Sappi raises speciality paper prices again

Sappi raises speciality paper prices again

Sappi is lifting speciality packaging paper prices again this April. A further €65 per tonne increase will apply from 15 April, adding more pressure to fibre-based packaging procurement.


IN Brief:

  • Sappi Europe is applying an additional €65 per tonne increase across Packaging & Speciality products from 15 April 2026.
  • The company has linked the move to weak underlying profitability and fresh supply-chain volatility tied to the Middle East.
  • Food packaging buyers now face another paper cost reset just weeks after the earlier April increase.

Sappi Europe is introducing a further €65 per tonne increase on all Packaging & Speciality products for deliveries from 15 April 2026, extending a pricing correction that had already begun earlier in the month. For buyers of paper-based food packaging, the move adds another layer of cost pressure at a point when fibre formats are already carrying more strategic weight in pack development.

The company said the additional increase was needed to address an unsustainably low margin position in its Packaging & Speciality business. It also pointed to fresh volatility in global supply chains linked to the evolving situation in the Middle East, adding that temporary surcharges could follow if costs continue to climb. That leaves converters and packaging buyers dealing not only with a higher published price, but with the possibility that the number may not hold for long.

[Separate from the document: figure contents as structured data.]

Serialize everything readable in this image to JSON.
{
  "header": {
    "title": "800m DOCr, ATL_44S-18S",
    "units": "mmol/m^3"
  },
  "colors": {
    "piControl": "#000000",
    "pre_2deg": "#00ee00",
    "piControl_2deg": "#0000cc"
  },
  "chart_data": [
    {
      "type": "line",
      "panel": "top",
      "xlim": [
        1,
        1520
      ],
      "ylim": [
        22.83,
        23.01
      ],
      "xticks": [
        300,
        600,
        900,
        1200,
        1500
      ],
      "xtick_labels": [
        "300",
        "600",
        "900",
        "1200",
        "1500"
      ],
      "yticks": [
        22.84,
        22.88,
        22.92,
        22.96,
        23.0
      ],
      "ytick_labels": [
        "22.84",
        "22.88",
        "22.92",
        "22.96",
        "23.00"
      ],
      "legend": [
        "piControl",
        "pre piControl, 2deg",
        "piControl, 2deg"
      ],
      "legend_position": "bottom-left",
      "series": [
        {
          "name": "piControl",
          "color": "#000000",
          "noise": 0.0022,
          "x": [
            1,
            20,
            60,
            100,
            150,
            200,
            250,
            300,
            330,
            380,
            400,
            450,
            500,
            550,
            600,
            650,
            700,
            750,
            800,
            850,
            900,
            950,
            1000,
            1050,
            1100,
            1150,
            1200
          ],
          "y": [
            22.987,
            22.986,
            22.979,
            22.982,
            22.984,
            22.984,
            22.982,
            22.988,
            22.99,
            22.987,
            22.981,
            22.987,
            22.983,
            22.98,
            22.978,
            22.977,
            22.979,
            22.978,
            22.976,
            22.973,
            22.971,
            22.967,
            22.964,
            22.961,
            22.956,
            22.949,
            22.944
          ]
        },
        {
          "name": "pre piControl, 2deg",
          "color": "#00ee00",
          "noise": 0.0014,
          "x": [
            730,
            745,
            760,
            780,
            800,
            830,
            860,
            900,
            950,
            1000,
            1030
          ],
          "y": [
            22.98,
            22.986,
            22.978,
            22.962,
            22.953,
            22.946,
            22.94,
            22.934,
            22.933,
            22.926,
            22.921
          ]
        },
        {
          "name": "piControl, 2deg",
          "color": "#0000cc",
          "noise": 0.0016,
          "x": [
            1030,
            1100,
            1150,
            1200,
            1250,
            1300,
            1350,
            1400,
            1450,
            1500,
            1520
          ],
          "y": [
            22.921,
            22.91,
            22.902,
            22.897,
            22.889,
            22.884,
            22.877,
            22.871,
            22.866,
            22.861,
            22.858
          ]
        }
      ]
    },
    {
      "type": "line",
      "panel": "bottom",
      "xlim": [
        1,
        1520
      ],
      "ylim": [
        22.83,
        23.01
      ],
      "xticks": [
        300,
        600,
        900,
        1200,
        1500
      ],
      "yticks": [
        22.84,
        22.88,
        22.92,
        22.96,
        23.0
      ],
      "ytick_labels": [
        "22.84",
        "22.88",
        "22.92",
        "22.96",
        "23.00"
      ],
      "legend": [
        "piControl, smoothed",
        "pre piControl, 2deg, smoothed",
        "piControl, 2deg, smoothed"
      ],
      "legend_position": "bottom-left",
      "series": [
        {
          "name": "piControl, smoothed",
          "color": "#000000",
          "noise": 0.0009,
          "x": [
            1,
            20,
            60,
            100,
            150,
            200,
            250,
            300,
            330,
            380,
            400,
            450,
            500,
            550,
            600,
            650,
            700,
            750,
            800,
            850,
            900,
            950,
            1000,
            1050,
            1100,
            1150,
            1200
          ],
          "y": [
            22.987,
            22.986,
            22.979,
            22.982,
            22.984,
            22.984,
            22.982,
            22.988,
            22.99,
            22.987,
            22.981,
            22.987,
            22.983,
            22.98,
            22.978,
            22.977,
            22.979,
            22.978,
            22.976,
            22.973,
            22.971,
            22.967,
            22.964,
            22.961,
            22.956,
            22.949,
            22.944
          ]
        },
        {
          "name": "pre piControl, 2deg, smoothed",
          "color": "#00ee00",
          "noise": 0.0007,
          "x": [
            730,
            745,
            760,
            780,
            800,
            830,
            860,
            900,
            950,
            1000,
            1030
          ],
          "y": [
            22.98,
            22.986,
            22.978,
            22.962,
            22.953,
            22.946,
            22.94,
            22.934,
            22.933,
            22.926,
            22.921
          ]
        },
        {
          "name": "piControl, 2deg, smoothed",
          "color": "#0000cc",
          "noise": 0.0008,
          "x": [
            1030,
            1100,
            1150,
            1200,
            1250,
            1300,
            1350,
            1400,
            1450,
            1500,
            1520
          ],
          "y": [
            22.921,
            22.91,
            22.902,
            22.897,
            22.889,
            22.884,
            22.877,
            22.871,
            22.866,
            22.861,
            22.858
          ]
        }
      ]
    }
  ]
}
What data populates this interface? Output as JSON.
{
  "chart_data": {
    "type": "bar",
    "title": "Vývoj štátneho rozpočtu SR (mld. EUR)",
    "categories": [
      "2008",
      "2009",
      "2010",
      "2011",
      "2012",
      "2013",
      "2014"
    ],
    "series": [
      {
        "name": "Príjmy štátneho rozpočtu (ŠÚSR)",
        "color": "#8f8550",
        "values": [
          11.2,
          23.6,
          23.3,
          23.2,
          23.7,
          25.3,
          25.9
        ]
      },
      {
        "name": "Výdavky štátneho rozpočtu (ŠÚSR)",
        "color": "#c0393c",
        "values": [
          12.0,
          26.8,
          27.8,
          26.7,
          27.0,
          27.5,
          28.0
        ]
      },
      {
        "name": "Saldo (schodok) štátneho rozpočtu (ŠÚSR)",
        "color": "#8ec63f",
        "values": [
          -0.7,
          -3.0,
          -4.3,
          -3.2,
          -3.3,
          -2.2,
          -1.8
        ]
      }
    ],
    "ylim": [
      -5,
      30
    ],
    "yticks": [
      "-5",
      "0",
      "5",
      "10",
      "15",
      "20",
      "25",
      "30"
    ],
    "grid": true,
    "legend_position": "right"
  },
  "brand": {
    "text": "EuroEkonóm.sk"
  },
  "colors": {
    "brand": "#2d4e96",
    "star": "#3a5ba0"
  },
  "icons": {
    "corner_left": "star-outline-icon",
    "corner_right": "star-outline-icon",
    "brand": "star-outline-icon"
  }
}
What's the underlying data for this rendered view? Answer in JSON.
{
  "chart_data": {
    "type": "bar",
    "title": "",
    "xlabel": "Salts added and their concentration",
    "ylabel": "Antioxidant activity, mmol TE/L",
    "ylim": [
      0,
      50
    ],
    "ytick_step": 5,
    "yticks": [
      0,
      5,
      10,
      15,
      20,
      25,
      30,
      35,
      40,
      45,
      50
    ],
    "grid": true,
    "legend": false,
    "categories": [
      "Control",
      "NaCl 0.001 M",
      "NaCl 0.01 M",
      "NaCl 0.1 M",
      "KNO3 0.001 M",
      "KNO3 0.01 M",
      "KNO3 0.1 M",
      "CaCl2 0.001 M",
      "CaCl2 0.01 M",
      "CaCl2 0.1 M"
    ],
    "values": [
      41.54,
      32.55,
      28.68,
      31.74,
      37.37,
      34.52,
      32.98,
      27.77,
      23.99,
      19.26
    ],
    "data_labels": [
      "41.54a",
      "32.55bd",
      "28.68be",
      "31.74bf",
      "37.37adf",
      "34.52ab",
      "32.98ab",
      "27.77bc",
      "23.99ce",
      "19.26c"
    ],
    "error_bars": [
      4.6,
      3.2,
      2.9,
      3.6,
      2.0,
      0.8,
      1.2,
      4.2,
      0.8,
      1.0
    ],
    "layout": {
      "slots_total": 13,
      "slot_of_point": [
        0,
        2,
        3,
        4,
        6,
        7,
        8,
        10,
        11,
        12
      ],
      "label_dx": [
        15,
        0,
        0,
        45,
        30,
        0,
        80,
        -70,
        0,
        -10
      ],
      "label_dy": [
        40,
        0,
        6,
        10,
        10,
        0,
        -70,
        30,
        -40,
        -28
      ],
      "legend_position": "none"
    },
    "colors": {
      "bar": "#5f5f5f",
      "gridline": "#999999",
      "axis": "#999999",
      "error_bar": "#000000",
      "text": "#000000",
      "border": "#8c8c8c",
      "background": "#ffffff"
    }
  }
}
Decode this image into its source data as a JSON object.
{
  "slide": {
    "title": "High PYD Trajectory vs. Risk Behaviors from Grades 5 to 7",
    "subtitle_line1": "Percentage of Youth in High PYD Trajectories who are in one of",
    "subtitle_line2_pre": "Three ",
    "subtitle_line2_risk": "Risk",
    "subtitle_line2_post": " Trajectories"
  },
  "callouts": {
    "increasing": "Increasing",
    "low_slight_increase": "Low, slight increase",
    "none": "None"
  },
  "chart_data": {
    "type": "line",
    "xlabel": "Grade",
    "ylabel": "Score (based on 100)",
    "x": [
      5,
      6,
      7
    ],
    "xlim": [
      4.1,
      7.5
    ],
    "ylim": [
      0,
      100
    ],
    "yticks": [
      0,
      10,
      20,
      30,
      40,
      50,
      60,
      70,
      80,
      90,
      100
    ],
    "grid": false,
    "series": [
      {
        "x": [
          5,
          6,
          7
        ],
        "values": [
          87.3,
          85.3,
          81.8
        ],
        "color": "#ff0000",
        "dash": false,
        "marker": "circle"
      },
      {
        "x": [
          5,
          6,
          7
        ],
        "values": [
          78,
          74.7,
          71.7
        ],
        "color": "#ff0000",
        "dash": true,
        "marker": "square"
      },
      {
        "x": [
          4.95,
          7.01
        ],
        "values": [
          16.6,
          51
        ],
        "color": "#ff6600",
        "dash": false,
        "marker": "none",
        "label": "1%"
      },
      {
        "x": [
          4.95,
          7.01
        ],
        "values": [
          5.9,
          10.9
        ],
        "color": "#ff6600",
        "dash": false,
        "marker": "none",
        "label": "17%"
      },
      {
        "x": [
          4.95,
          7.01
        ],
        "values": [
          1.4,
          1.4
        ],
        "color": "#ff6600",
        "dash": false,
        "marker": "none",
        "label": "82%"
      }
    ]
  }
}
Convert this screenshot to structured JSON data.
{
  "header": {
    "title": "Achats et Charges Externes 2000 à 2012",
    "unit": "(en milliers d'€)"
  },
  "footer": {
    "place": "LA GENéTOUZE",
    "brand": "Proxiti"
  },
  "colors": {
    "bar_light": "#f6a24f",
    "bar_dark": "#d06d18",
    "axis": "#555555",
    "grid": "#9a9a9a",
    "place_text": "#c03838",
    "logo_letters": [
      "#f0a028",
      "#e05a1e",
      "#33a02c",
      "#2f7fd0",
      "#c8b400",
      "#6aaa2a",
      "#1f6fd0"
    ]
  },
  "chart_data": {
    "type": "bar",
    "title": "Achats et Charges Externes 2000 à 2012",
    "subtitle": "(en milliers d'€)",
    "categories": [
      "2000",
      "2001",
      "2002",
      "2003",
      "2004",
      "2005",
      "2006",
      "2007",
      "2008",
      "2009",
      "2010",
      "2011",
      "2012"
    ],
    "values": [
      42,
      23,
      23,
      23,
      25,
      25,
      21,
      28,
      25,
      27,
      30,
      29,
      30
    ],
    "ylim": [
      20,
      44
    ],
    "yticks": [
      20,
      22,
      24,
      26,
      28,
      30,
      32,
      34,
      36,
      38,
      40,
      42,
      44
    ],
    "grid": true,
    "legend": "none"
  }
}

In practical terms, the increase lands awkwardly for food manufacturers that have been leaning more heavily on fibre-based pack formats to meet retailer and regulatory demands. Paper has gained momentum in bakery, snack, confectionery, and convenience applications, but that transition was never going to be cost-neutral. As more formats shift out of plastic-heavy structures and into coated or functional paper solutions, exposure to paper pricing becomes more significant.

Sappi’s announcement also underlines a broader tension in the current packaging market. Food producers want materials that improve recyclability, satisfy branding requirements, and run cleanly on existing lines, while paper suppliers are trying to restore returns after a prolonged period of pricing weakness and high operating costs. The result is a market in which sustainability-led substitution can still leave procurement teams with a higher invoice.

The timing matters because this is the second packaging and speciality paper adjustment Sappi has signalled for April 2026. That compresses the negotiation window for converters, contract packers, and brand owners with spring and summer demand programmes in flight. It also raises the likelihood that packaging reviews will focus less on broad material preference and more on basis weight, functional coating choice, and grade optimisation.

Further product detail is available through Sappi’s packaging papers portfolio, but the market direction is already clear enough. Fibre-based food packaging remains central to many pack roadmaps, yet it is moving into a period where supply discipline and geopolitical volatility are starting to show up directly in the price of paper.